I’ve just finished marking this year’s Cosmology exams — I’m quite pleased with the outcome. But that’s meant that I’ve rewarded myself with some happily lowbrow (meant as a descriptive, not normative, term) entertainment:

  • I finally got around to the finale of Lost. Watching it, I was disappointed with the purgatorial explanation for this season’s “flash-sideways”; I would have preferred a less faux-spiritual device. But on reflection, considered purely as a fictional device for letting the creators illuminate their characters — seeing them act, react and interact in new situations — it worked (and, yes, jerked the odd tear on the way).
  • I bought an iPad.
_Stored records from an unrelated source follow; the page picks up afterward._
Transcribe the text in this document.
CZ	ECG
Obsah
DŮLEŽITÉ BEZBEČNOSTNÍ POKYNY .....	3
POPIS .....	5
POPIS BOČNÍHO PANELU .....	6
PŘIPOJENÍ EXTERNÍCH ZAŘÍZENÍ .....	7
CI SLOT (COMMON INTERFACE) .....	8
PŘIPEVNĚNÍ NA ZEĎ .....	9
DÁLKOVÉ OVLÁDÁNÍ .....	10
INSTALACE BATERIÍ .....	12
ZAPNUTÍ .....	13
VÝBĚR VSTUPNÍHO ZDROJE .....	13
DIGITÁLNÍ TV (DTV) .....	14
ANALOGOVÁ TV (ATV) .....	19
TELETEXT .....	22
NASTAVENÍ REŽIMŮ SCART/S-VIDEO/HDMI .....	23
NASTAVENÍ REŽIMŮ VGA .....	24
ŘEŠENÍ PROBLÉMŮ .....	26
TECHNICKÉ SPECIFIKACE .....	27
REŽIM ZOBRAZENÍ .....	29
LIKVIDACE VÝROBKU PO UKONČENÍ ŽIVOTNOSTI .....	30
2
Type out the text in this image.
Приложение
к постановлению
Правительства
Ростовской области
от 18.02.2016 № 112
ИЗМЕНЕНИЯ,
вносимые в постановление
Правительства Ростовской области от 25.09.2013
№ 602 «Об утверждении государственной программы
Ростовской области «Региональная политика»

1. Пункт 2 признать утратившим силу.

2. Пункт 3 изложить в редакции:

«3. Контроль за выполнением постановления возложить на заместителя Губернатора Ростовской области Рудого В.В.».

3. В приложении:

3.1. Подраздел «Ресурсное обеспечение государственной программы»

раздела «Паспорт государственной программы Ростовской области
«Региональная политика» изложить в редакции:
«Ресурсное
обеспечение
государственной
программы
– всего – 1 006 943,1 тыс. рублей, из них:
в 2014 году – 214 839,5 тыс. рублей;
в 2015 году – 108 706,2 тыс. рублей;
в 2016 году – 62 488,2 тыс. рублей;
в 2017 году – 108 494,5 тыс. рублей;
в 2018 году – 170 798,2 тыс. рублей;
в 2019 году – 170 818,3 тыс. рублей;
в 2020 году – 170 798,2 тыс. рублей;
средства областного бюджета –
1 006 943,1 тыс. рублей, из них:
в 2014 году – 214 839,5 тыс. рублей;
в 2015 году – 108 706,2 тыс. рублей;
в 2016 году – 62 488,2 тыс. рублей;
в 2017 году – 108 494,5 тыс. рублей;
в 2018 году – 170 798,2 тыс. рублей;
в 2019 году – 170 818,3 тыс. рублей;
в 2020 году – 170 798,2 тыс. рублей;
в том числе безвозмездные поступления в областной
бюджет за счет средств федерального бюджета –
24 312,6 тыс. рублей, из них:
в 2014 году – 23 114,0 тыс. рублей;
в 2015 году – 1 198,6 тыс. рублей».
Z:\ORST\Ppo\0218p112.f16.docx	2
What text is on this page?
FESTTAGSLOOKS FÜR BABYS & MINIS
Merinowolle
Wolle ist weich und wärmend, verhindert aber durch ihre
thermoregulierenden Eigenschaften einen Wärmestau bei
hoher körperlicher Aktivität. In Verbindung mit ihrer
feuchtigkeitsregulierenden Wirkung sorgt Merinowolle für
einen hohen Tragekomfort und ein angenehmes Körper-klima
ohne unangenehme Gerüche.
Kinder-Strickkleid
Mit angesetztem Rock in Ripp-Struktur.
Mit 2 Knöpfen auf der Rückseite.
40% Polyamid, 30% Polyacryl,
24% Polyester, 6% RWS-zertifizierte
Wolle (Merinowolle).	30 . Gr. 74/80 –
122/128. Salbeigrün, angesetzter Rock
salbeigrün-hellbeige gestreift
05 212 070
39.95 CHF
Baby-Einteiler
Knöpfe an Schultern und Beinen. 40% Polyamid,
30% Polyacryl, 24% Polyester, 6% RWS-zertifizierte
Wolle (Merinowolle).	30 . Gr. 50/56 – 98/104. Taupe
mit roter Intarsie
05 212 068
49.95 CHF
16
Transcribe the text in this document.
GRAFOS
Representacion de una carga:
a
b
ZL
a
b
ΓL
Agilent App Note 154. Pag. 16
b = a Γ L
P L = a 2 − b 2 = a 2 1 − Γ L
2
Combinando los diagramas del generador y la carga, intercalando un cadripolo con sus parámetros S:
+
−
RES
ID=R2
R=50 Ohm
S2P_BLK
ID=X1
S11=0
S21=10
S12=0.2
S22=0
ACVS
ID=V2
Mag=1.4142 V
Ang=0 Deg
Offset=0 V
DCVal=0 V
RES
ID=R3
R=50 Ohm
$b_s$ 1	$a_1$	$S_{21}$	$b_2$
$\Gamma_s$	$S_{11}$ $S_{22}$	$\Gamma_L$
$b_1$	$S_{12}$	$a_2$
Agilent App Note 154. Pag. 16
This will undoubtedly engender both jealousy and derision, so no one will be happy. It is a pretty, erm, magical piece of hardware. Somewhere between a toy and an appliance for now, but not yet a work necessity, like my laptop, nor a real-life one, as I admit my iPhone has become. But I could see it encroaching on the role of both of those, especially as I become less wary of taking it out — and as it becomes more powerful.
  • Although I missed some of the episodes along the way, I’ve been enjoying the BBC’s Luther. The melodrama was a bit much, but Idris Elba was fun to watch in the Columbo/Holmes/McNulty title roll, and Ruth Wilson was embarrassingly compelling as his gorgeous and psychopathic astrophysicist (!) nemesis-cum-sidecick. But even more exciting were the weird pop culture references that kept cropping up. There was Johnny Rotten’s “ever get the feeling you’ve been cheated?”, and Faulkner’s “the past isn’t dead; it’s not even past” within a few minutes of each other in episode two. And last week we found London’s DCIs calling New York City Detective Munch (Richard Belzer’s character from Homicide, various versions of Law and Order, and a few other series along the way). What have I missed?
  • And of course there’s Hitch’s acknowledgement that galaxy formation may be a harder problem than the existence of god (about which I am considerably more than 95% against) or the invasion of Iraq (on which I am somewhat more equivocal, I admit).

 

2 responses to “Pop Culture Notes”

  1. David Brown avatar
    David Brown

    In reference to Faulkner’s comment that the past isn’t dead, it’s not even past — this might be literally true if Fredkin’s finite nature hypothesis is true. If the mass gap problem in Yangs-Mills theory possesses no affirmative solution, then is physics the result of a weird proto-physics without time, space, or energy? If the maximum physical wavelength is the Planck length times the Fredkin-Wolfram constant, and if infinite, continuous M-theory is replaced by finite, digital M-theory, then the space roar’s unexpected electromagnetic noise from the early universe might prove that Fredkin time and Fredkin distance are valid below the Planck scale. Is explanation of space roar the first great empirical success of M-theory? If the answer to the preceding question is yes, then there might be a Fredkin-Wolfram automaton spread across multitudes of alternate universes, yielding recurrent physical time with endless repetitions of all possible physical events.

  2. Ted Bunn avatar

    How can you say no one will be happy? There are few pleasures greater than derision.